Il quarto lungometraggio da regista dell'autore di Frontier Blus e Land, tra minimalismo formale e autorialità indie che fortemente riconduce ai primissimi lavori di Jarmush e Smith, commuove e conforta, restando nel cuore degli spettatori. In concorso alla 18a edizione della Festa del Cinema di Roma.

Presentato in anteprima mondiale al Sundance Film Festival, Fremont, il quarto lungometraggio da regista del sempre più promettente Babak Jalali, autore nato in Iran e cresciuto in Inghilterra, è approdato alla 18ma edizione della Festa del Cinema di Roma.
Il fatto che Fremont ruoti non solo attorno ai rifugiati devastati dalle conseguenze traumatiche e irrevocabili della guerra, ma anche agli effetti del ritiro degli Stati Uniti dall’Afghanistan nel 2020, dice molto del suo autore, che tra autobiografismo e ricerca di un modello cinematografico fortemente sociale e politico, dà vita ad un piccolissimo film, che scansando qualsiasi forma di facile sentimentalismo e melodramma, raggiunge il cuore degli spettatori, senza più lasciarlo andare.
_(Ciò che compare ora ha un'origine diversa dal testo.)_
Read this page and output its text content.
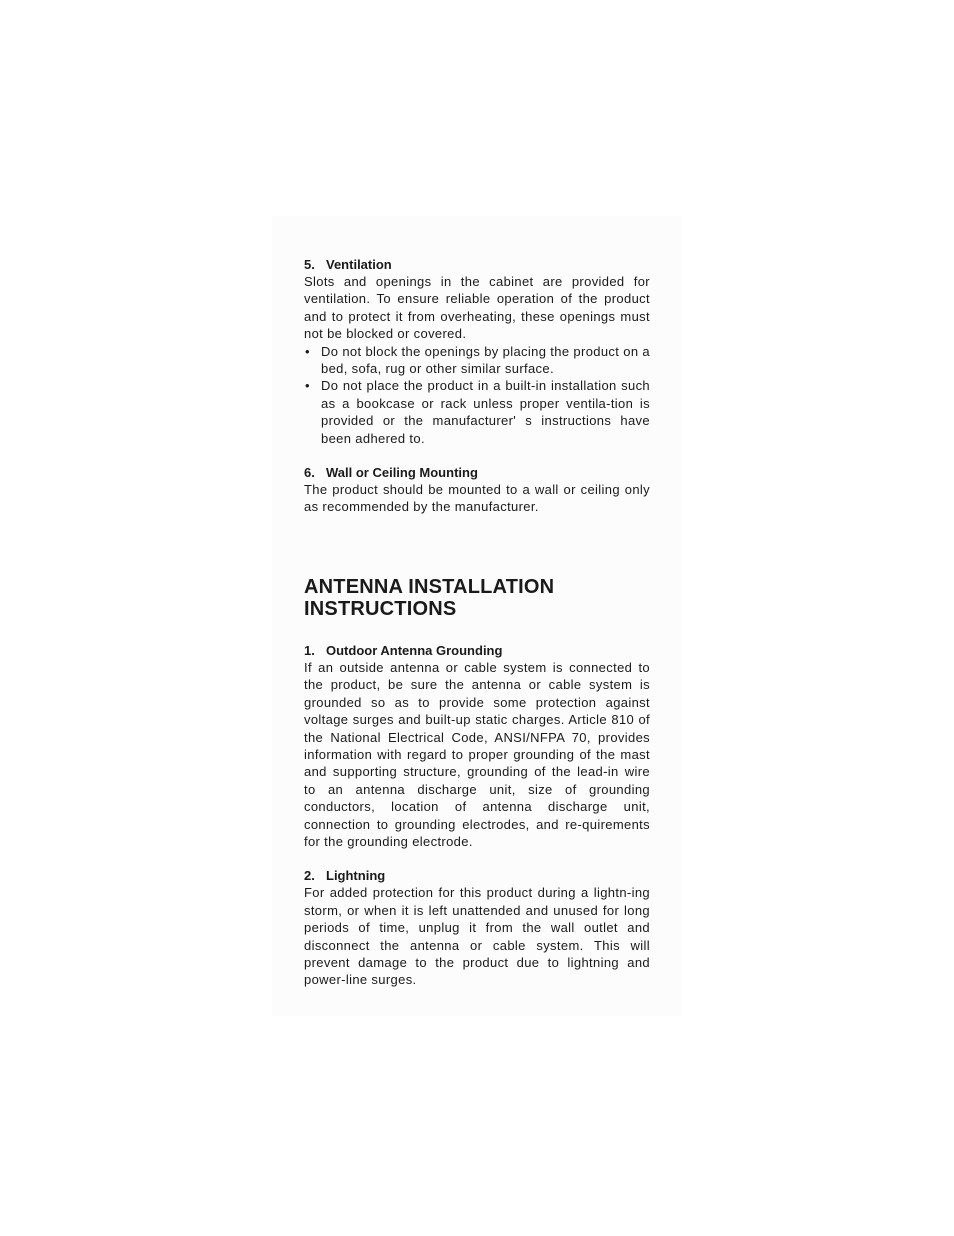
5. Ventilation

Slots and openings in the cabinet are provided for ventilation. To ensure reliable operation of the product and to protect it from overheating, these openings must not be blocked or covered.

• Do not block the openings by placing the product on a bed, sofa, rug or other similar surface.
• Do not place the product in a built-in installation such as a bookcase or rack unless proper ventila-tion is provided or the manufacturer' s instructions have been adhered to.
6. Wall or Ceiling Mounting

The product should be mounted to a wall or ceiling only as recommended by the manufacturer.

ANTENNA INSTALLATION
INSTRUCTIONS
1. Outdoor Antenna Grounding

If an outside antenna or cable system is connected to the product, be sure the antenna or cable system is grounded so as to provide some protection against voltage surges and built-up static charges. Article 810 of the National Electrical Code, ANSI/NFPA 70, provides information with regard to proper grounding of the mast and supporting structure, grounding of the lead-in wire to an antenna discharge unit, size of grounding conductors, location of antenna discharge unit, connection to grounding electrodes, and re-quirements for the grounding electrode.

2. Lightning

For added protection for this product during a lightn-ing storm, or when it is left unattended and unused for long periods of time, unplug it from the wall outlet and disconnect the antenna or cable system. This will prevent damage to the product due to lightning and power-line surges.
Babak Jalali e il ritorno alle origini del cinema indie

Girato in uno splendido bianco e nero, che ricorda i primi lavori di Jim Jarmush, come Stranger Than Paradise e Daunbailò, il film di Babak Jalali, pur non essendo in alcun modo rivoluzionario o incredibilmente memorabile e travolgente, riesce nell’impresa molto spesso complessa e difficilmente portata a compimento dalla maggior parte degli autori di cinema drammatico, di riuscire a riflettere con sorprendente ironia e maturità, sui legami emotivi e le possibilità che si scatenano nei luoghi più inaspettati, proprio come il piccolo locale californiano in cui la protagonista di Fremont, Donya, lavora.

Donya (la prova dell’esordiente Anaita Wali Zada conquista e ammalia) ha lavorato come traduttrice afgana per gli Stati Uniti prima che i talebani tornassero al potere. Ora ha un minuscolo monolocale a Fremont, in California, circondata da altri afgani fuggiti dal regime. Lavorando in una fabbrica di biscotti della fortuna, Donya sa che in qualche modo quel sentimento positivo deve e può appartenerle, decide così di consegnare al mondo un suo personalissimo messaggio: “Alla disperata ricerca di un sogno”, con tanto di nome e numero telefonico.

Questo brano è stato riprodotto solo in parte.